Chronologie Fall "Cap Anamur"
Februar 2004
Die deutsche Hilfsorganisation nimmt ihr erstes eigenes Schiff in Betrieb: Die "Cap Anamur", die vom Containerfrachter zum Hilfs- und Rettungsschiff umgebaut wurde, macht ihre Jungfernfahrt in Richtung westafrikanische Küste.

20. Juni 2004
Die Besatzung sichtet auf offener See zwischen Libyen und der italienischen Insel Lampedusa ein mit 37 afrikanischen Flüchtlingen völlig überfülltes Schlauchboot mit Motorschaden. Die Männer werden an Bord genommen und medizinisch versorgt.

2. Juli 2004
Die italienischen Behörden widerrufen nach Angaben der Organisation überraschend eine Genehmigung, nach der die "Cap Anamur" mit den Flüchtlingen den Hafen Empedocle im Süden Siziliens anlaufen sollte. Das Schiff habe zuvor ein zu Malta gehörendes Seegebiet passiert - deshalb müssten Asylanträge dort gestellt werden, lautete die Begründung.

7. Juli 2004
Das Schiff darf weiter nicht im Hafen Empedocle anlegen.
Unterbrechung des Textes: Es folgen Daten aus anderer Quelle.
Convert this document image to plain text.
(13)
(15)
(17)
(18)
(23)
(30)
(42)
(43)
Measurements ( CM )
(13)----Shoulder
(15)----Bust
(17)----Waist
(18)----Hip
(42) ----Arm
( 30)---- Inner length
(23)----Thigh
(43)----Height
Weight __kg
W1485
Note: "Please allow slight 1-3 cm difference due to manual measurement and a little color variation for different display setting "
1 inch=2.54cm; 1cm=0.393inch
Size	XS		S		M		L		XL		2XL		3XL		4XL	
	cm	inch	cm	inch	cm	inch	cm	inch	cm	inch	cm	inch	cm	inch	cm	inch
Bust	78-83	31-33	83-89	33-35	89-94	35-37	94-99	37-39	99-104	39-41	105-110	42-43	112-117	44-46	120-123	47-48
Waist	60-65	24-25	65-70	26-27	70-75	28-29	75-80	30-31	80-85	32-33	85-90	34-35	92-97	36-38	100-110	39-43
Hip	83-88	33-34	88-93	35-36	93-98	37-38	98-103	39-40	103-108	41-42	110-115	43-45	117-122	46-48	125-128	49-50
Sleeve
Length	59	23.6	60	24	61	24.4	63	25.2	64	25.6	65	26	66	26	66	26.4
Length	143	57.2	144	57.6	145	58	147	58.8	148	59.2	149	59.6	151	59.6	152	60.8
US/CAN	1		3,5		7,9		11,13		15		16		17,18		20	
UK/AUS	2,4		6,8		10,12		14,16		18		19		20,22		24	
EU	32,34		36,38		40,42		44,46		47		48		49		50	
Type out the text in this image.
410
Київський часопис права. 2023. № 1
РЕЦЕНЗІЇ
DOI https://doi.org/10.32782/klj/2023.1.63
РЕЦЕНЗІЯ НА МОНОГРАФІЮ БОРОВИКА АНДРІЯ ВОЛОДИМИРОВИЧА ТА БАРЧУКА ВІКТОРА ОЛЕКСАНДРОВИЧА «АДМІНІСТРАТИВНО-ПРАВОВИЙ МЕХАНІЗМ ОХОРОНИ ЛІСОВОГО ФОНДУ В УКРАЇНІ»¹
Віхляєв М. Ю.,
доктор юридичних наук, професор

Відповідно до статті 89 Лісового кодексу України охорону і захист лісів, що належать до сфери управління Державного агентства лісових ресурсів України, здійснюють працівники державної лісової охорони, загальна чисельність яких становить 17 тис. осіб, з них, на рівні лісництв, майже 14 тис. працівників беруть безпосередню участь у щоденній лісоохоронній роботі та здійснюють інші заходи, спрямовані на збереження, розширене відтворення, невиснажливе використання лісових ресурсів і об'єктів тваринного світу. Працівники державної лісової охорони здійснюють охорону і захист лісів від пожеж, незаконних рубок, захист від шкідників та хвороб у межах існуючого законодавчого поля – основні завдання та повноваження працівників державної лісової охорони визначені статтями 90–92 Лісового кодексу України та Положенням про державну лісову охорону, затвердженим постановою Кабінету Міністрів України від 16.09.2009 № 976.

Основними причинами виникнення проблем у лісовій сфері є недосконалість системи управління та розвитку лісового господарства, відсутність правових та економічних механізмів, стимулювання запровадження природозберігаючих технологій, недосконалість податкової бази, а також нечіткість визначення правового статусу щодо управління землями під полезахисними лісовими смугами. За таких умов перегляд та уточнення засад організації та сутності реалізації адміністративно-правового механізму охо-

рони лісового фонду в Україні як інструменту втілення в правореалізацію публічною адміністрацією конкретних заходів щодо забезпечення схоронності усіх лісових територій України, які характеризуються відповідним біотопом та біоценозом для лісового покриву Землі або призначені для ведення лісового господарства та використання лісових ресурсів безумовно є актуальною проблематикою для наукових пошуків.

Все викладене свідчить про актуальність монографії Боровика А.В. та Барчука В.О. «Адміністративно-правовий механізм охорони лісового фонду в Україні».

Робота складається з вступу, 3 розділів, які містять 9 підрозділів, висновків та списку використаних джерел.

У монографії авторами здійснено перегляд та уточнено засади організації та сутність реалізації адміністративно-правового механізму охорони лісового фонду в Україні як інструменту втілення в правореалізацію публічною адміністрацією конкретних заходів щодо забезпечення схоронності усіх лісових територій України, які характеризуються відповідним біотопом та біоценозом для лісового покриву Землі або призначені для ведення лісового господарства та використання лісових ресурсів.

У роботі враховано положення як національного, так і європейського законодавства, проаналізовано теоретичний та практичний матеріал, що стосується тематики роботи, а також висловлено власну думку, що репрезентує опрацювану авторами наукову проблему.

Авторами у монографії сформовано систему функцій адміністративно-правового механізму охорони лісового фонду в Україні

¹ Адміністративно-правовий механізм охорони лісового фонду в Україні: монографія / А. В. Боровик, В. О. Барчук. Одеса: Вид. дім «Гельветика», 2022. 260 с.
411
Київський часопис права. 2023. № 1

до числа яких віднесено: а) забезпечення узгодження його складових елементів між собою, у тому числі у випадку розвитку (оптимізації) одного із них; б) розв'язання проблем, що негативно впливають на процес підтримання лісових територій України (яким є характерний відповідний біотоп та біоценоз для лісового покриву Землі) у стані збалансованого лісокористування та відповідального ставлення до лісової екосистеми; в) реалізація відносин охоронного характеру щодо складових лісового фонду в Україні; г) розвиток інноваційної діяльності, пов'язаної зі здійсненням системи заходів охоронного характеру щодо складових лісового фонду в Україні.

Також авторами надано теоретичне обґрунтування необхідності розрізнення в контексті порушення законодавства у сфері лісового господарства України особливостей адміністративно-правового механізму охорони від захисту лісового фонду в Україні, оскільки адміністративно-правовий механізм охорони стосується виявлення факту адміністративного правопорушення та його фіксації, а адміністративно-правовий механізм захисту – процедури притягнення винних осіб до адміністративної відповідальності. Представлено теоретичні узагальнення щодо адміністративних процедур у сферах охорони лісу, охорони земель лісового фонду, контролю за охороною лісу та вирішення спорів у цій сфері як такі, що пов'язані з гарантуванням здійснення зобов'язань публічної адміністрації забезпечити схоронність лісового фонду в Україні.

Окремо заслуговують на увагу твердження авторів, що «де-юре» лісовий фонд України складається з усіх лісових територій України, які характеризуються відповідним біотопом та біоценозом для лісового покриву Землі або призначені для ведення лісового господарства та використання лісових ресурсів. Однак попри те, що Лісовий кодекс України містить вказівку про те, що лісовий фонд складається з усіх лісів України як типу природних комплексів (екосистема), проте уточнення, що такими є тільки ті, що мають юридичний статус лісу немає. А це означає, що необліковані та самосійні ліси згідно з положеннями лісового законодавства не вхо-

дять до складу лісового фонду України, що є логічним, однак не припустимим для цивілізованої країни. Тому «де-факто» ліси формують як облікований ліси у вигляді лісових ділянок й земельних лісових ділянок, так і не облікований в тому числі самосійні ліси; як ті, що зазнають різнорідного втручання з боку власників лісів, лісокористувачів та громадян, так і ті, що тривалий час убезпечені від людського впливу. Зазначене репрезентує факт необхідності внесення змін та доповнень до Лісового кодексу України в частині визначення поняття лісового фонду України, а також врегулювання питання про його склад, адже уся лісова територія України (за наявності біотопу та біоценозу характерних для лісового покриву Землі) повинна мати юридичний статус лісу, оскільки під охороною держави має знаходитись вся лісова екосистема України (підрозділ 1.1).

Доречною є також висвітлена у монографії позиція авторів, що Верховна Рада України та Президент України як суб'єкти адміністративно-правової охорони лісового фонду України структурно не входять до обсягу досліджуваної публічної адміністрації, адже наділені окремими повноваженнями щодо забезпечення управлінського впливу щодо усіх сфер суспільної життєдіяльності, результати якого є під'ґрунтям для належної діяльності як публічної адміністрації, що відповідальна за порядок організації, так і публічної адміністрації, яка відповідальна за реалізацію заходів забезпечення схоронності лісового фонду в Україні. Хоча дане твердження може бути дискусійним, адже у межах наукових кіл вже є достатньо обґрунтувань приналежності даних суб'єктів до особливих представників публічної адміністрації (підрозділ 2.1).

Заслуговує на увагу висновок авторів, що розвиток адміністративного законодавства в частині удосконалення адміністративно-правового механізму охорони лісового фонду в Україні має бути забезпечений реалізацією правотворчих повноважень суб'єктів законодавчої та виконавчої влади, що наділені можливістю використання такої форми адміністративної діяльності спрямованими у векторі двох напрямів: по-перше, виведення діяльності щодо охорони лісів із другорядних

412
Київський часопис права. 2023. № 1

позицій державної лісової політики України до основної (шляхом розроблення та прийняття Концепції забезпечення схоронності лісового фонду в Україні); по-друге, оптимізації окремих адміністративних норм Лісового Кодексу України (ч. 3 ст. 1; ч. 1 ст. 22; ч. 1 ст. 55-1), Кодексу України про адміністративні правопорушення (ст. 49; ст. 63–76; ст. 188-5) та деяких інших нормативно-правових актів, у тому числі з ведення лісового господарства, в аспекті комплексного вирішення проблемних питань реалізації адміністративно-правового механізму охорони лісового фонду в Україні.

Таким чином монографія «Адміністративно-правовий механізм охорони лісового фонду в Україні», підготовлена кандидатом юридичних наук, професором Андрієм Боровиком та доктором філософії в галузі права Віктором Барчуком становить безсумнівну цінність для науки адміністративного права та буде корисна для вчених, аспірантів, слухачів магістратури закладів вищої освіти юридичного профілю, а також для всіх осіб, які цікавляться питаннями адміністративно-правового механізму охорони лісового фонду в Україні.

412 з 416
Nach Angaben der Organisation kreisen über der "Cap Anamur" Hubschrauber, um die Besatzung einzuschüchtern.

9. Juli: 2004
Die Vereinten Nationen urgieren schnelle Hilfe für die Flüchtlinge und fordern die italienischen Behörden zum Einlenken auf.

11. Juli 2004
Das Flüchtlingsdrama spitzt sich zu. Der Kapitän der "Cap Anamur" setzt einen Notruf ab und steuert dann mit voller Fahrt den Hafen an, wird aber von der italienischen Küstenwache gestoppt.

12. Juli 2004
Das Rettungsschiff darf schließlich den Hafen anlaufen, die 37 Flüchtlinge können von Bord gehen. Wenige Stunden später folgt die überraschende Wendung: Die Behörden verhaften Cap-Anamur-Chef Elias Bierdel, Kapitän Stefan Schmidt und ein weiteres Besatzungsmitglied wegen Begünstigung illegaler Einwanderung und beschlagnahmen das Schiff. Die Flüchtlinge werden in Abschiebehaft gebracht.

13. Juli 2004
Die Verhaftung Bierdels belastet die deutsch-italienischen Beziehungen. Die deutsche Entwicklungshilfeministerin Heidemarie Wieczorek-Zeul (SPD) fordert seine sofortige Freilassung. Auch andere Politiker kritisieren, die Lebensretter würden kriminalisiert.

16. Juli 2004
Die drei Cap-Anamur-Mitarbeiter werden wieder auf freien Fuß gesetzt, die Vorwürfe gegen sie bleiben aber bestehen.

17. Juli 2004
Bierdel kehrt nach Deutschland zurück. In Deutschland regt sich inzwischen auch Kritik am Vorgehen der Helfer, selbst von Cap-Anamur-Gründer Rupert Neudeck: Die Besatzung habe auf See sechs Tage lang auf Kamerateams und Bierdel gewartet, was nach Geheimplänen rieche. Cap Anamur lebe aber von Transparenz.

22. Juli 2004
Die Debatte um das Flüchtlingsdrama reißt nicht ab. Unterdessen werden 25 der Geretteten in ihre Heimat Ghana gebracht, sechs weitere werden wegen heftiger Gegenwehr aus der Maschine zurückgeholt. Fünf Nigerianer wurden schon zwei Tage zuvor ausgeflogen. Einer der Geretteten soll in Italien bleiben dürfen, weil er bei der Untersuchung der Fahrt des Flüchtlingsschiffs geholfen habe.

3. Oktober 2004
Die Organisation Cap Anamur wählt Elias Bierdel als Vorsitzenden ab, Edith Fischnaller wird seine Nachfolgerin.

18. Februar 2005
Die italienischen Behörden geben das Schiff "Cap Anamur" wieder frei. Zuvor hatte die neue Vorsitzende mitgeteilt, es solle künftig nicht mehr zur Rettung von Flüchtlingen im Mittelmeer eingesetzt werden.

27. November 2006
In Sizilien beginnt der Prozess gegen Elias Bierdel, den Kapitän sowie den ersten Offizier des Schiffs. Die Angeklagten weisen die Vorwürfe zurück.

7. Oktober 2009
Ein italienisches Gericht spricht Bierdel, den Kapitän und den ersten Offizier des Schiffs frei.